Pour être honnête, le récit, même s’il est alerte, traîne souvent en longueur et aurait pu gagner en densité et en efficacité. Le dessin classique allie représentation aux formes arrondies rompant partiellement avec la ligne claire et traits simplifiés des personnages auxquels sont ajoutés nombre de documents d’archives. Après le décès de sa grand-mère, il retrouve une lettre de sa grand-tante écrite depuis le Ghetto de Varsovie en 1941 qui marque le début de ses investigations. Il commence son enquête à Varsovie, où se trouvent dans le cimetière juif les tombes de ses arrière-grands-parents morts avant la guerre. Il étend ses investigations à l’ensemble des membres de sa famille. Certains ont quitté l’Europe pour les États-Unis comme cet oncle dont la légende dit qu’il aurait participé à la Révolution avant de s’exiler aux États-Unis. Il en retrouve des traces puis des descendants. D’autre comme sa grand-mère sont venus en France et ont pu échapper à l’extermination en étant caché.
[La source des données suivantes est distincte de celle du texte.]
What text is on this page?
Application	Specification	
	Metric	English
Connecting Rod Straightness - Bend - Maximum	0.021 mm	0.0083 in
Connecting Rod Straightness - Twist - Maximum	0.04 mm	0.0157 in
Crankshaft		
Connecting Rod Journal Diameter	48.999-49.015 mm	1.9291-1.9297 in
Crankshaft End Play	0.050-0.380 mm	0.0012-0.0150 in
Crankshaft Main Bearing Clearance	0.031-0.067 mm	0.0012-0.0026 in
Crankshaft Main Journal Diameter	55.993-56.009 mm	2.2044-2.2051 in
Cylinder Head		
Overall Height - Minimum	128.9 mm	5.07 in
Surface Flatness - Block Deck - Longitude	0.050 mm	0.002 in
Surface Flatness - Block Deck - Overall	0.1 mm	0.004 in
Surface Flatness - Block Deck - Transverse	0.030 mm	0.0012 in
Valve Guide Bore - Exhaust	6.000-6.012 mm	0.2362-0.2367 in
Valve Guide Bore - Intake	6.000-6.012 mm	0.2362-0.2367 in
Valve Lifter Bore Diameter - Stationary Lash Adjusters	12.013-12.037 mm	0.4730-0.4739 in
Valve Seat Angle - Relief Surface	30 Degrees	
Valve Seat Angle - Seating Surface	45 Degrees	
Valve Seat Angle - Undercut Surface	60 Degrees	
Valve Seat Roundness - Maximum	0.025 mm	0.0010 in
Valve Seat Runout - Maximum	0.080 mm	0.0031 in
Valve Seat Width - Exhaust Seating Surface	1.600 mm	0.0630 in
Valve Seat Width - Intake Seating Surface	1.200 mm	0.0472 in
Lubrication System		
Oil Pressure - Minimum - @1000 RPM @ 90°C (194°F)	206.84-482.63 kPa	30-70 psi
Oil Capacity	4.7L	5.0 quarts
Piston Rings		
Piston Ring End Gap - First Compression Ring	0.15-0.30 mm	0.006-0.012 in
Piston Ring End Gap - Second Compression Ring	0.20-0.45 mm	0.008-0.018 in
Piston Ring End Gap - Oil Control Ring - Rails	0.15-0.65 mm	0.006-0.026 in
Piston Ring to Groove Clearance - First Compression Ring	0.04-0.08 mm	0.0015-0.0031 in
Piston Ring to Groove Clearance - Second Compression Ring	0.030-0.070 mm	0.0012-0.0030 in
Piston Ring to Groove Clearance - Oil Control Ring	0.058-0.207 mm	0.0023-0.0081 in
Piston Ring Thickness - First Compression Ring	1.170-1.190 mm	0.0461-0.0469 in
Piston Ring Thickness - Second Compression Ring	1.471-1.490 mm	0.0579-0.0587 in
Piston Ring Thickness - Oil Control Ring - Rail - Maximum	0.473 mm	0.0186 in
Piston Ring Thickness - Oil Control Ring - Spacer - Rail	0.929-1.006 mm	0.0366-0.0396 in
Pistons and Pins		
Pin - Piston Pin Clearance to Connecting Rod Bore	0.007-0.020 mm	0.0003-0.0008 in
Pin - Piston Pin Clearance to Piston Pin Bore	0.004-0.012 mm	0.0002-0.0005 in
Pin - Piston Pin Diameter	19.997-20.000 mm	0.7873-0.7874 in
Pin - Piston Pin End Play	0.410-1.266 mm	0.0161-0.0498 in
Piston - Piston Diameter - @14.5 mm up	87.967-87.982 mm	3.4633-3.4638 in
L’auteur multiplie les voyages et les terrains d’enquête. Il se rend à Varsovie à plusieurs reprises, au mémorial de la Shoah à Paris et Drancy, à Yad Vashem, à New-York. Cette recherche mémorielle est aussi l’occasion d’insérer des épisodes de l’histoire des Juifs. Ainsi, la deuxième visite de Varsovie permet de réaliser quelques planches sur la vie dans le ghetto et d’évoquer la révolte en 1943. De même la rencontre avec les responsables du mémorial de la Shoah permet de rappeler comment ont été organisées les rafles et quel a été le rôle de la police. Les traces restent ténues et l’enquête ne peut aboutir entièrement. L’auteur reste avec ses fantômes.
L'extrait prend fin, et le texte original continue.